We knew for years the hospitals contract was corrupt. We knew Keith Schembri was in government to get rich. Filling out the details with actual invoices and payment transfers changes nobody’s understanding of the facts.

So why does The Malta Independent do it? Why do they file Freedom of Information requests and appeal from the inevitable denial? It’s a lot like Repubblika chasing information on how bent cop Silvio Valletta made it to the FIAU. The actual question becomes less and less urgent with time.

What’s urgent is that a right that is supposed to belong to citizens by law – freedom of information – is continually frustrated by government. People often miss the fact that in principle all government conduct is a matter of public interest. That means we have a right to know what’s happening, particularly how our money is being spent.

There are situations, rare, where the public interest is better served by secrecy than by transparency.
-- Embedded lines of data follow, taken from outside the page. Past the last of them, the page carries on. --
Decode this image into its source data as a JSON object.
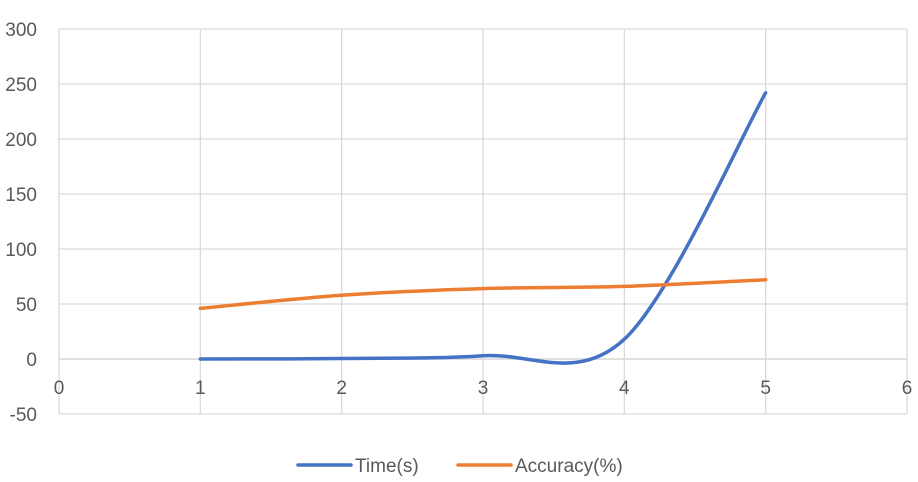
{
  "chart_data": {
    "type": "scatter",
    "title": "",
    "xlabel": "",
    "ylabel": "",
    "xlim": [
      0,
      6
    ],
    "ylim": [
      -50,
      300
    ],
    "x_ticks": [
      0,
      1,
      2,
      3,
      4,
      5,
      6
    ],
    "y_ticks": [
      -50,
      0,
      50,
      100,
      150,
      200,
      250,
      300
    ],
    "grid": true,
    "smooth_lines": true,
    "legend_position": "bottom",
    "series": [
      {
        "name": "Time(s)",
        "color": "#4472C4",
        "x": [
          1,
          2,
          3,
          4,
          5
        ],
        "y": [
          0,
          0.5,
          3,
          18,
          242
        ]
      },
      {
        "name": "Accuracy(%)",
        "color": "#ED7D31",
        "x": [
          1,
          2,
          3,
          4,
          5
        ],
        "y": [
          46,
          58,
          64,
          66,
          72
        ]
      }
    ]
  }
}
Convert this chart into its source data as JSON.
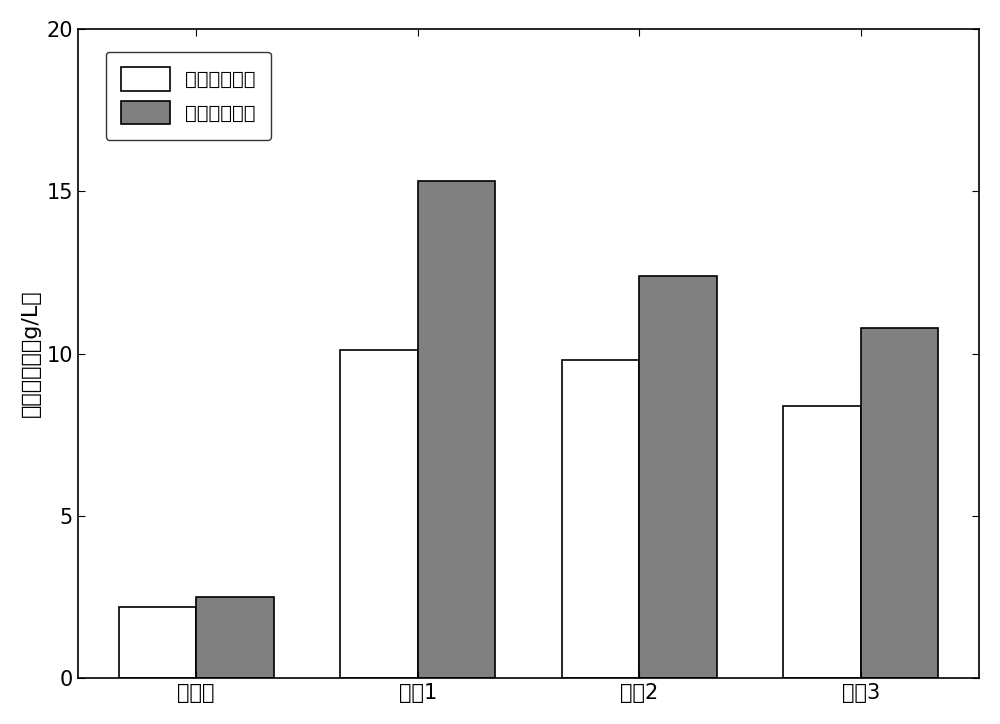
{
  "categories": [
    "未处理",
    "实具1",
    "实具2",
    "实具3"
  ],
  "series1_label": "单独化学处理",
  "series2_label": "细菌强化处理",
  "series1_values": [
    2.2,
    10.1,
    9.8,
    8.4
  ],
  "series2_values": [
    2.5,
    15.3,
    12.4,
    10.8
  ],
  "bar_color1": "#ffffff",
  "bar_color2": "#808080",
  "bar_edgecolor": "#000000",
  "ylabel": "还原糖产量（g/L）",
  "ylim": [
    0,
    20
  ],
  "yticks": [
    0,
    5,
    10,
    15,
    20
  ],
  "bar_width": 0.35,
  "background_color": "#ffffff",
  "label_fontsize": 16,
  "tick_fontsize": 15,
  "legend_fontsize": 14
}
The details of the security arrangements to keep the gold reserves safe in the bowels of the Central Bank are best kept away from public knowledge. Anything else we want to know we should be able to know.

The government cannot be allowed to get away with refusing to answer how much it paid for an awards night. Its excuses, faithfully reported by The Malta Independent, are not only not credible, they are absurd.

If I were a board director at the Malta Film Commission, and the staff were to tell me they are unable to answer how much one of 22 events during Malta Film Week cost, when my concerns about overspending are over that one event, not the other 21, I’d be insisting on dismissals.

It’s like getting a restaurant bill and having the manager tell you they are unable to say how much they are charging you for the wine cost and how much for the steak, only how much you need to pay for both.

They’re not infants. They do it on purpose. They produce these ridiculous excuses because they want journalists like The Malta Independent and activists like Repubblika to give up even trying to ask questions. The fact is that their absurd ‘justifications’ for refusing to share the information are humiliating in their callousness and contempt.

This is the antithesis of democracy.